Here's a pesudocode implementation of our method for predicting the number of halos in the sky:

n = 1
while True:
calculate m_n and m_n+1 (do this by predicting the position of the nth halo and the n+1th halo)
ratio_n = m_n+1 and m_n
if (ratio_n is approx 1)
guess that there are n-1 halos in the sky
break loop
else
n++
So at this point we had an algorithm for predicting the positions of halos, and an algorithm for predicting the number of halos as well! We combined both of them and submitted another guess to Kaggle...

... and got a score of 1.49. Worse than our first attempt :/ (Remember that our first attempt was just blindly slapping together two benchmark algorithms).

As we continued to focus on predicting the number of halos, we finally figured out a way to apply a traditional machine learning algorithm: k-nearest neighbors! This seemed like the best ML algorithm to use, because the training set wasn't big enough for a neural network or other classifiers. Using the ratios m

_{2}:m

_{1}, m

_{3}:m

_{2}, m

_{4}:m

_{3}, m

_{5}:m

_{4} as "features", and our training set of 300 halos, we classified each sky as either a one halo, two halo, or three halo sky. Our score on the test data didn't improve at all.

At this point, we tried doing a bunch of optimizations to improve our score.

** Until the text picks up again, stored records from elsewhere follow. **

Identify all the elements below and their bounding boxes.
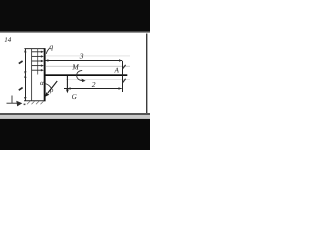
right table border line bbox=[146, 34, 147, 114]
support hatching under base bbox=[27, 101, 44, 104]
adjacent figure fragment (bottom left) bbox=[7, 96, 19, 104]
label 1 (upper segment, slanted dash) bbox=[19, 61, 23, 64]
label 1 (lower segment, slanted dash) bbox=[19, 88, 23, 91]
angle arc bbox=[45, 84, 51, 88]
top black film band bbox=[0, 0, 150, 32]
svg-text:α: α bbox=[40, 79, 44, 87]
page background bbox=[0, 0, 150, 150]
svg-text:2: 2 bbox=[92, 80, 96, 89]
force G arrow bbox=[66, 76, 69, 93]
left dimension line vertical bbox=[24, 49, 26, 101]
column left edge bbox=[31, 49, 33, 101]
bottom black film band bbox=[0, 119, 150, 150]
svg-text:14: 14 bbox=[4, 36, 12, 44]
dimension line 2 (bottom) bbox=[64, 87, 122, 89]
distributed load ladder: inner vertical bbox=[36, 49, 39, 75]
column bottom edge bbox=[24, 100, 46, 102]
bottom light gap bbox=[0, 115, 150, 119]
ghost line upper (faint print-through) bbox=[46, 55, 130, 58]
bottom page-edge rule bbox=[0, 113, 150, 115]
svg-text:A: A bbox=[114, 66, 120, 74]
dimension line 3 (top) bbox=[45, 59, 122, 61]
svg-text:G: G bbox=[72, 93, 78, 101]
column top edge + left dim extension bar bbox=[24, 48, 44, 50]
moment arc with arrow (C opening right, arrow at bottom) bbox=[77, 71, 83, 81]
svg-text:3: 3 bbox=[79, 51, 84, 60]
column right edge (bold) bbox=[44, 48, 46, 101]
load rung arrow 3 bbox=[32, 60, 44, 62]
svg-text:q: q bbox=[49, 42, 53, 51]
beam (bold horizontal member) bbox=[45, 74, 128, 76]
svg-text:ρ: ρ bbox=[49, 86, 54, 94]
force P arrow (into column corner) bbox=[45, 81, 57, 97]
svg-text:M: M bbox=[71, 63, 79, 72]
ghost line lower (faint print-through) bbox=[66, 78, 130, 81]
load rung arrow 2 bbox=[32, 55, 44, 57]
label q with leader bbox=[46, 48, 49, 54]
tick mark 1 (lower) bbox=[123, 79, 126, 83]
load rung arrow 1 bbox=[32, 51, 44, 53]
right extension line bbox=[122, 61, 123, 92]
ghost beam (faint print-through) bbox=[46, 66, 130, 67]
load rung arrow 4 bbox=[32, 64, 44, 66]
load rung arrow 5 bbox=[32, 69, 44, 71]
tick mark 1 (upper) bbox=[123, 65, 126, 69]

Here are some other things we looked at

**Subtracting away only a portion of the galaxies, and not the whole thing.** We optimized over the training data to determine how much we should subtract away.
**Using probabilistic ratios to inform our predictions. **In the training set, and the test set, we knew that 1/3 of the skies had one halo, 1/3 had two, and 1/3 had 3. We incorporated this information into our algorithm.
**Detecting anomalies. **When we predicted the position of halos, a number of them appeared to be on the edge of the sky. We thought that these predictions might be anomalies, and we threw many of them out.

After trying all of these methods, our score didn't improve at all. And that's when we decided to give up.

Looking back, we think there were two main reasons our algorithm for predicting the number of halos didn't work very well.

**Lack of training data**. It's hard to machine learn with only 300 training samples.
**Shaky position-predicting algorithm.** Our algorithm for predicting the number of halos uses data from the position-predicting algorithm. Our position-predicting algorithm -- "better subtraction" -- was highly accurate at predicting the positions of the first and second halos, but not nearly as accurate in predicting the third. Therefore, it was hard to tell whether the predicted third sky was an actual sky or not. We confirmed this by looking at skies with the same number of halos. When there was only one halo in the sky, our algorithm predicted the number of halos correctly about 80% of the time. However, for two or three halos, this accuracy dropped down close to 40% -- not much better than random guessing.

In summary, if we wanted to improve our overall accuracy, our best bet would be improving our position-predicting algorithm. However, by this point we were close to the end of the semester, and we didn't really have time to try any new methods. And thus ended our dark matter quest.

* In reality, the signal at that point won't be zero, because other halos in the sky will be affecting the ellipticity of the galaxies. However, this simplifying assumption proved to be fairly accurate.